What unites these narratives is a brutal recalibration of labor costs in the face of automation, regulatory pressure, and investor demands for profitability over growth. Tech companies are shedding roles that generative AI can approximate; UnitedHealth is trimming staff even as it processes record revenue, because claims inflation and Medicare Advantage rate pressures are eating into the 2.69% net margin it reported last quarter. (For context, that margin collapsed from the prior year's equivalent, when the company posted $6.81 EPS versus this year's $2.11.)
The human toll is staggering. SkillSyncer's tracker shows shutdowns at two companies outright, and layoffs spanning logistics (WiseTech Global's 2,000 cuts, 30% of staff), semiconductors (ASML's 1,700), telecoms (Ericsson's 1,600), and enterprise software (Salesforce, Autodesk, Ocado each shedding 1,000). Geographic dispersion is wide: 4,200 in Germany, 2,070 in India, 1,700 in the Netherlands. But the U.S. remains the epicenter, absorbing 69% of the pain.
For workers, the advice is grimly practical: update resumes for applicant tracking systems, file for unemployment promptly, and recognize that companies often hire in AI or security even as they cut elsewhere. SkillSyncer reports that job searches average 2-4 months for tech professionals, longer for senior roles. The tracker's FAQ notes that "workers with AI literacy and adaptability are better positioned," a cold comfort when 726 people lose their jobs every day.

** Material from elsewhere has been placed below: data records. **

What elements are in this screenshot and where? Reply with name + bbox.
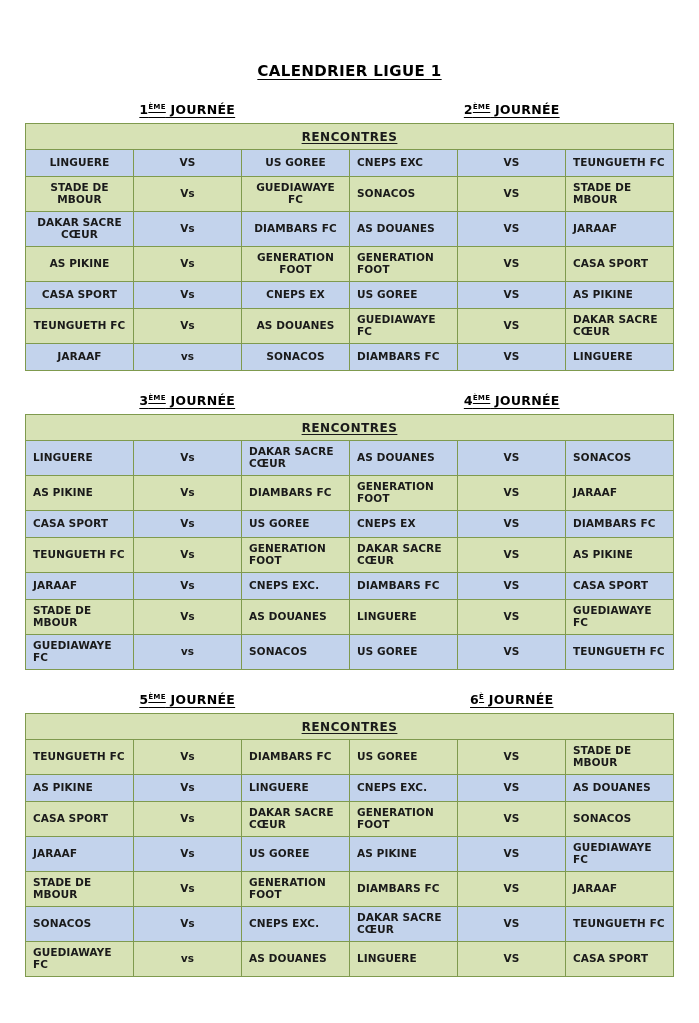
vs-label: Vs [134, 740, 242, 775]
journee-suffix-4: ÈME [472, 393, 491, 402]
table-row [26, 441, 674, 476]
away-team: SONACOS [566, 802, 674, 837]
away-team: DAKAR SACRE CŒUR [242, 802, 350, 837]
table-header-row [26, 415, 674, 441]
vs-label: VS [458, 344, 566, 371]
journee-suffix-2: ÈME [472, 102, 491, 111]
home-team: TEUNGUETH FC [26, 538, 134, 573]
home-team: GENERATION FOOT [350, 802, 458, 837]
home-team: STADE DE MBOUR [26, 600, 134, 635]
table-row [26, 150, 674, 177]
vs-label: vs [134, 635, 242, 670]
home-team: AS PIKINE [26, 247, 134, 282]
table-row [26, 177, 674, 212]
away-team: TEUNGUETH FC [566, 150, 674, 177]
table-row [26, 740, 674, 775]
journee-label-1 [25, 102, 350, 117]
table-row [26, 282, 674, 309]
vs-label: Vs [134, 600, 242, 635]
vs-label: Vs [134, 212, 242, 247]
vs-label: VS [458, 907, 566, 942]
fixtures-table-3 [25, 713, 674, 977]
table-row [26, 212, 674, 247]
journee-word-4: JOURNÉE [494, 393, 560, 408]
away-team: TEUNGUETH FC [566, 907, 674, 942]
vs-label: VS [458, 282, 566, 309]
table-row [26, 538, 674, 573]
vs-label: vs [134, 942, 242, 977]
away-team: LINGUERE [242, 775, 350, 802]
journee-number-2: 2 [463, 102, 473, 117]
table-header-rencontres: RENCONTRES [26, 415, 674, 441]
away-team: SONACOS [242, 344, 350, 371]
journee-label-3 [25, 393, 350, 408]
journee-heading-row-2 [25, 393, 674, 408]
journee-label-2 [350, 102, 675, 117]
away-team: US GOREE [242, 150, 350, 177]
away-team: CNEPS EXC. [242, 573, 350, 600]
journee-number-5: 5 [139, 692, 149, 707]
away-team: JARAAF [566, 872, 674, 907]
vs-label: VS [134, 150, 242, 177]
vs-label: VS [458, 802, 566, 837]
vs-label: VS [458, 476, 566, 511]
table-row [26, 476, 674, 511]
away-team: AS DOUANES [566, 775, 674, 802]
home-team: STADE DE MBOUR [26, 872, 134, 907]
fixtures-table-1 [25, 123, 674, 371]
table-row [26, 247, 674, 282]
home-team: SONACOS [350, 177, 458, 212]
home-team: JARAAF [26, 573, 134, 600]
journee-word-2: JOURNÉE [494, 102, 560, 117]
vs-label: Vs [134, 775, 242, 802]
away-team: JARAAF [566, 476, 674, 511]
home-team: DAKAR SACRE CŒUR [26, 212, 134, 247]
vs-label: Vs [134, 247, 242, 282]
home-team: LINGUERE [26, 441, 134, 476]
away-team: GENERATION FOOT [242, 538, 350, 573]
vs-label: Vs [134, 573, 242, 600]
vs-label: Vs [134, 309, 242, 344]
table-row [26, 837, 674, 872]
vs-label: VS [458, 837, 566, 872]
away-team: AS DOUANES [242, 600, 350, 635]
vs-label: VS [458, 872, 566, 907]
journee-heading-row-1 [25, 102, 674, 117]
vs-label: Vs [134, 441, 242, 476]
away-team: LINGUERE [566, 344, 674, 371]
vs-label: Vs [134, 907, 242, 942]
journee-word-6: JOURNÉE [488, 692, 554, 707]
away-team: GUEDIAWAYE FC [566, 837, 674, 872]
home-team: CASA SPORT [26, 802, 134, 837]
table-row [26, 907, 674, 942]
home-team: GUEDIAWAYE FC [26, 942, 134, 977]
away-team: GENERATION FOOT [242, 872, 350, 907]
away-team: AS DOUANES [242, 309, 350, 344]
away-team: AS DOUANES [242, 942, 350, 977]
table-row [26, 309, 674, 344]
table-row [26, 872, 674, 907]
vs-label: VS [458, 441, 566, 476]
away-team: DIAMBARS FC [566, 511, 674, 538]
vs-label: Vs [134, 177, 242, 212]
table-row [26, 775, 674, 802]
vs-label: VS [458, 212, 566, 247]
table-row [26, 802, 674, 837]
away-team: DAKAR SACRE CŒUR [242, 441, 350, 476]
home-team: US GOREE [350, 740, 458, 775]
vs-label: VS [458, 150, 566, 177]
home-team: AS PIKINE [26, 775, 134, 802]
home-team: GENERATION FOOT [350, 476, 458, 511]
away-team: CNEPS EX [242, 282, 350, 309]
journee-label-5 [25, 692, 350, 707]
vs-label: Vs [134, 282, 242, 309]
vs-label: VS [458, 942, 566, 977]
table-row [26, 511, 674, 538]
away-team: STADE DE MBOUR [566, 740, 674, 775]
home-team: JARAAF [26, 344, 134, 371]
journee-suffix-1: ÈME [148, 102, 166, 111]
journee-number-4: 4 [463, 393, 473, 408]
home-team: AS DOUANES [350, 441, 458, 476]
vs-label: vs [134, 344, 242, 371]
table-header-rencontres: RENCONTRES [26, 124, 674, 150]
vs-label: VS [458, 309, 566, 344]
home-team: GUEDIAWAYE FC [26, 635, 134, 670]
vs-label: VS [458, 740, 566, 775]
table-header-row [26, 714, 674, 740]
vs-label: VS [458, 177, 566, 212]
journee-heading-row-3 [25, 692, 674, 707]
away-team: GUEDIAWAYE FC [242, 177, 350, 212]
away-team: CNEPS EXC. [242, 907, 350, 942]
home-team: GUEDIAWAYE FC [350, 309, 458, 344]
journee-number-3: 3 [139, 393, 149, 408]
home-team: CNEPS EXC. [350, 775, 458, 802]
home-team: AS PIKINE [26, 476, 134, 511]
away-team: DIAMBARS FC [242, 740, 350, 775]
away-team: SONACOS [566, 441, 674, 476]
table-row [26, 600, 674, 635]
vs-label: Vs [134, 837, 242, 872]
journee-word-5: JOURNÉE [170, 692, 236, 707]
home-team: STADE DE MBOUR [26, 177, 134, 212]
table-row [26, 344, 674, 371]
fixtures-table-2 [25, 414, 674, 670]
page-title: CALENDRIER LIGUE 1 [257, 62, 442, 80]
vs-label: Vs [134, 802, 242, 837]
vs-label: Vs [134, 476, 242, 511]
journee-suffix-3: ÈME [148, 393, 166, 402]
home-team: LINGUERE [350, 942, 458, 977]
away-team: US GOREE [242, 511, 350, 538]
home-team: JARAAF [26, 837, 134, 872]
away-team: CASA SPORT [566, 942, 674, 977]
home-team: CASA SPORT [26, 282, 134, 309]
away-team: GUEDIAWAYE FC [566, 600, 674, 635]
document-page [0, 62, 699, 1023]
journee-word-1: JOURNÉE [170, 102, 236, 117]
journee-word-3: JOURNÉE [170, 393, 236, 408]
vs-label: VS [458, 600, 566, 635]
journee-number-1: 1 [139, 102, 149, 117]
journee-number-6: 6 [470, 692, 480, 707]
home-team: LINGUERE [26, 150, 134, 177]
away-team: DIAMBARS FC [242, 476, 350, 511]
vs-label: VS [458, 538, 566, 573]
home-team: CASA SPORT [26, 511, 134, 538]
home-team: US GOREE [350, 635, 458, 670]
journee-label-4 [350, 393, 675, 408]
home-team: AS PIKINE [350, 837, 458, 872]
home-team: US GOREE [350, 282, 458, 309]
away-team: US GOREE [242, 837, 350, 872]
vs-label: VS [458, 775, 566, 802]
home-team: CNEPS EXC [350, 150, 458, 177]
journee-label-6 [350, 692, 675, 707]
table-header-rencontres: RENCONTRES [26, 714, 674, 740]
home-team: TEUNGUETH FC [26, 740, 134, 775]
home-team: CNEPS EX [350, 511, 458, 538]
vs-label: VS [458, 573, 566, 600]
home-team: LINGUERE [350, 600, 458, 635]
vs-label: Vs [134, 538, 242, 573]
away-team: GENERATION FOOT [242, 247, 350, 282]
away-team: AS PIKINE [566, 282, 674, 309]
away-team: SONACOS [242, 635, 350, 670]
table-row [26, 635, 674, 670]
home-team: TEUNGUETH FC [26, 309, 134, 344]
away-team: DIAMBARS FC [242, 212, 350, 247]
away-team: TEUNGUETH FC [566, 635, 674, 670]
table-header-row [26, 124, 674, 150]
home-team: DIAMBARS FC [350, 344, 458, 371]
away-team: STADE DE MBOUR [566, 177, 674, 212]
home-team: DAKAR SACRE CŒUR [350, 538, 458, 573]
vs-label: VS [458, 247, 566, 282]
vs-label: Vs [134, 872, 242, 907]
home-team: DIAMBARS FC [350, 872, 458, 907]
home-team: SONACOS [26, 907, 134, 942]
home-team: AS DOUANES [350, 212, 458, 247]
away-team: DAKAR SACRE CŒUR [566, 309, 674, 344]
away-team: AS PIKINE [566, 538, 674, 573]
journee-suffix-5: ÈME [148, 692, 166, 701]
vs-label: VS [458, 635, 566, 670]
away-team: CASA SPORT [566, 573, 674, 600]
table-row [26, 573, 674, 600]
home-team: DAKAR SACRE CŒUR [350, 907, 458, 942]
away-team: JARAAF [566, 212, 674, 247]
away-team: CASA SPORT [566, 247, 674, 282]
vs-label: Vs [134, 511, 242, 538]
table-row [26, 942, 674, 977]
home-team: GENERATION FOOT [350, 247, 458, 282]
vs-label: VS [458, 511, 566, 538]
journee-suffix-6: È [479, 692, 485, 701]
home-team: DIAMBARS FC [350, 573, 458, 600]
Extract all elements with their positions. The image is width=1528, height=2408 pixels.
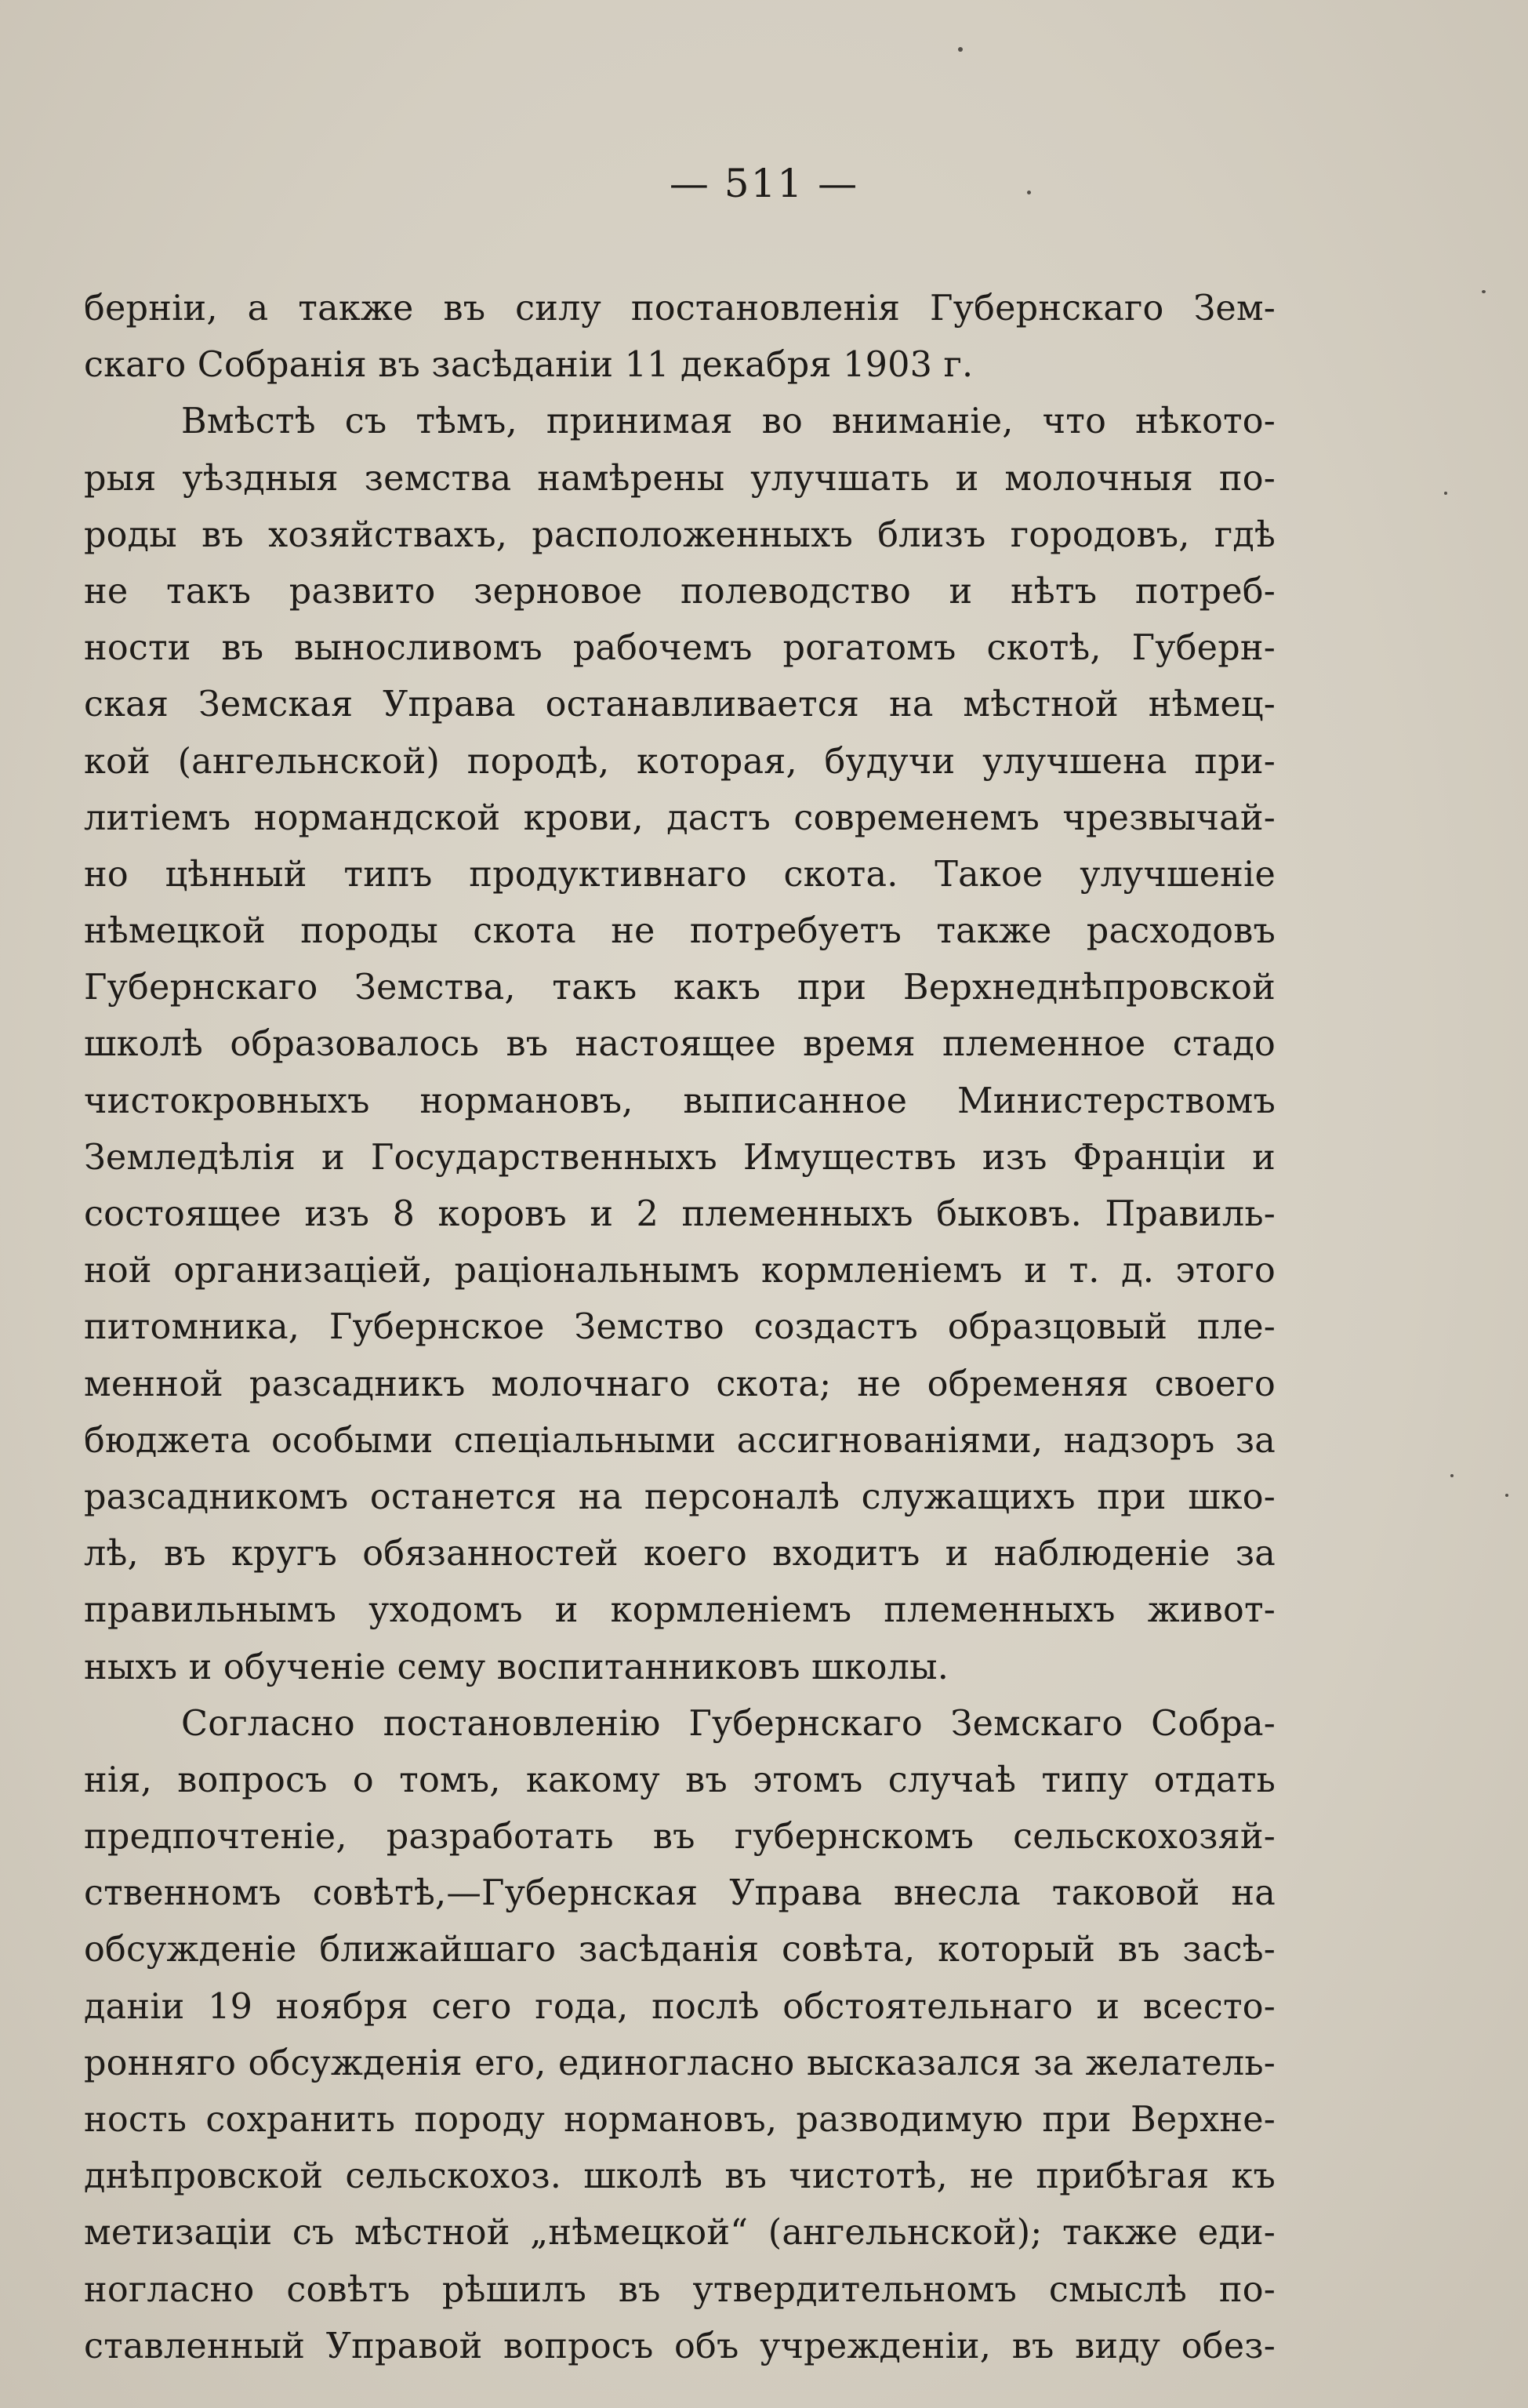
text-line: правильнымъ уходомъ и кормленіемъ племенныхъ живот- (84, 1590, 1276, 1631)
text-line: обсужденіе ближайшаго засѣданія совѣта, который въ засѣ- (84, 1930, 1276, 1970)
print-speck (1450, 1474, 1454, 1477)
text-line: роды въ хозяйствахъ, расположенныхъ близъ городовъ, гдѣ (84, 514, 1276, 555)
text-line: ныхъ и обученіе сему воспитанниковъ школы. (84, 1647, 949, 1687)
text-line: днѣпровской сельскохоз. школѣ въ чистотѣ, не прибѣгая къ (84, 2156, 1276, 2197)
text-line: ногласно совѣтъ рѣшилъ въ утвердительномъ смыслѣ по- (84, 2269, 1276, 2310)
text-line: кой (ангельнской) породѣ, которая, будучи улучшена при- (84, 741, 1276, 782)
print-speck (1505, 1494, 1508, 1497)
text-line: ность сохранить породу нормановъ, разводимую при Верхне- (84, 2100, 1276, 2140)
print-speck (1027, 191, 1031, 194)
text-line: метизаціи съ мѣстной „нѣмецкой“ (ангельнской); также еди- (84, 2213, 1276, 2254)
text-line: бюджета особыми спеціальными ассигнованіями, надзоръ за (84, 1420, 1276, 1461)
text-line: питомника, Губернское Земство создастъ образцовый пле- (84, 1307, 1276, 1348)
text-line: нѣмецкой породы скота не потребуетъ также расходовъ (84, 911, 1276, 952)
body-text (84, 281, 1276, 2375)
text-line: ставленный Управой вопросъ объ учрежденіи, въ виду обез- (84, 2326, 1276, 2366)
text-line: берніи, а также въ силу постановленія Губернскаго Зем- (84, 289, 1276, 329)
text-line: ронняго обсужденія его, единогласно высказался за желатель- (84, 2043, 1276, 2083)
print-speck (1482, 290, 1486, 293)
text-line: рыя уѣздныя земства намѣрены улучшать и молочныя по- (84, 458, 1276, 499)
text-line: ская Земская Управа останавливается на мѣстной нѣмец- (84, 685, 1276, 725)
text-line: нія, вопросъ о томъ, какому въ этомъ случаѣ типу отдать (84, 1760, 1276, 1800)
print-speck (1444, 492, 1447, 495)
print-speck (958, 47, 963, 52)
text-line: школѣ образовалось въ настоящее время племенное стадо (84, 1024, 1276, 1065)
text-line: предпочтеніе, разработать въ губернскомъ сельскохозяй- (84, 1817, 1276, 1858)
text-line: ной организаціей, раціональнымъ кормленіемъ и т. д. этого (84, 1251, 1276, 1291)
text-line: Земледѣлія и Государственныхъ Имуществъ изъ Франціи и (84, 1137, 1276, 1178)
text-line: скаго Собранія въ засѣданіи 11 декабря 1903 г. (84, 345, 974, 386)
page-number: — 511 — (669, 161, 859, 206)
text-line: ственномъ совѣтѣ,—Губернская Управа внесла таковой на (84, 1873, 1276, 1914)
text-line: даніи 19 ноября сего года, послѣ обстоятельнаго и всесто- (84, 1986, 1276, 2027)
text-line: чистокровныхъ нормановъ, выписанное Министерствомъ (84, 1081, 1276, 1121)
text-line: но цѣнный типъ продуктивнаго скота. Такое улучшеніе (84, 854, 1276, 895)
text-line: не такъ развито зерновое полеводство и нѣтъ потреб- (84, 571, 1276, 612)
text-line: ности въ выносливомъ рабочемъ рогатомъ скотѣ, Губерн- (84, 628, 1276, 669)
text-line: лѣ, въ кругъ обязанностей коего входитъ и наблюденіе за (84, 1534, 1276, 1574)
text-line: Вмѣстѣ съ тѣмъ, принимая во вниманіе, что нѣкото- (181, 401, 1276, 442)
text-line: разсадникомъ останется на персоналѣ служащихъ при шко- (84, 1476, 1276, 1517)
text-line: Губернскаго Земства, такъ какъ при Верхнеднѣпровской (84, 968, 1276, 1008)
text-line: состоящее изъ 8 коровъ и 2 племенныхъ быковъ. Правиль- (84, 1194, 1276, 1234)
text-line: Согласно постановленію Губернскаго Земскаго Собра- (181, 1703, 1276, 1744)
text-line: менной разсадникъ молочнаго скота; не обременяя своего (84, 1364, 1276, 1404)
text-line: литіемъ нормандской крови, дастъ современемъ чрезвычай- (84, 797, 1276, 838)
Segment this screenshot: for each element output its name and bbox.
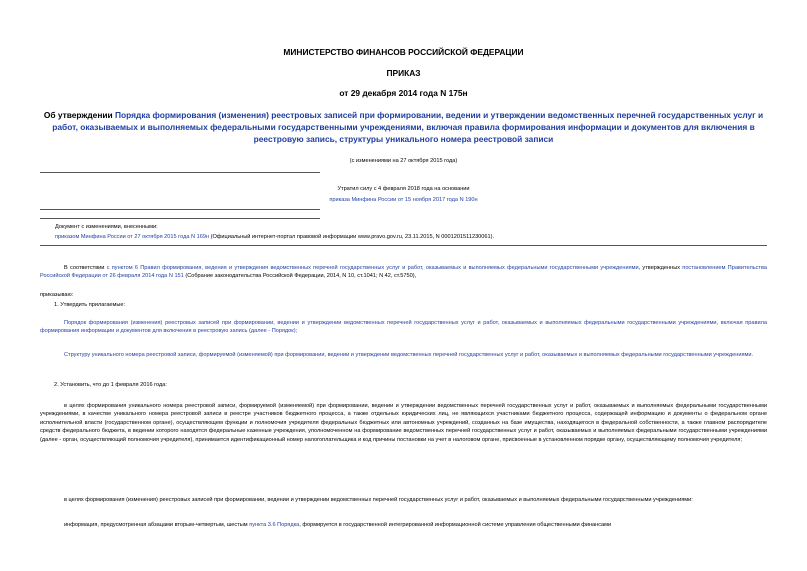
repeal-order-link[interactable]: приказа Минфина России от 15 ноября 2017 года N 190н [329, 197, 478, 203]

UnitedHealth's institutional investors are voting with their feet—but not fleeing. Teachers Retirement System of Kentucky added 8,400 shares in Q3, bringing its stake to 122,360 shares worth $42.25 million, a 7.4% increase, according to SEC filings reported by Daily Political and Ticker Report. Norges Bank acquired a new $3.84 billion position in Q2, and Berkshire Hathaway bought $1.57 billion worth. These moves predate the recent collapse, but they reflect a bet that UnitedHealth's 3.0% dividend yield ($8.84 annualized) and diversified healthcare model will weather the storm. The company has guided for $17.75 EPS in fiscal 2026, implying confidence that cost cuts will stabilize margins.
Yet the juxtaposition is stark: a healthcare giant earning $113.73 billion in a single quarter is freezing salaries and cutting staff, while tech companies that binged on hiring during the pandemic are now automating away entire job categories. Both are responding to the same imperative—satisfy investors who demand efficiency in an era where capital is no longer free and AI offers a plausible substitute for human labor. The result is a labor market that's simultaneously tight (unemployment remains low) and terrifying (your job could vanish in a Slack message).
The broader implication: this is not a cyclical downturn but a structural shift. AI is not just a tool; it's a wedge that's splitting workforces into those who can leverage it and those it replaces. UnitedHealth's troubles show that even companies in non-tech sectors are under pressure to trim labor costs, whether from automation, regulation, or margin compression. And the pace is accelerating. If the first two months of 2026 are any guide, this year will see far more than 2025's 205,773 job losses. The only question is how high the number climbs—and how many workers can adapt before their roles disappear.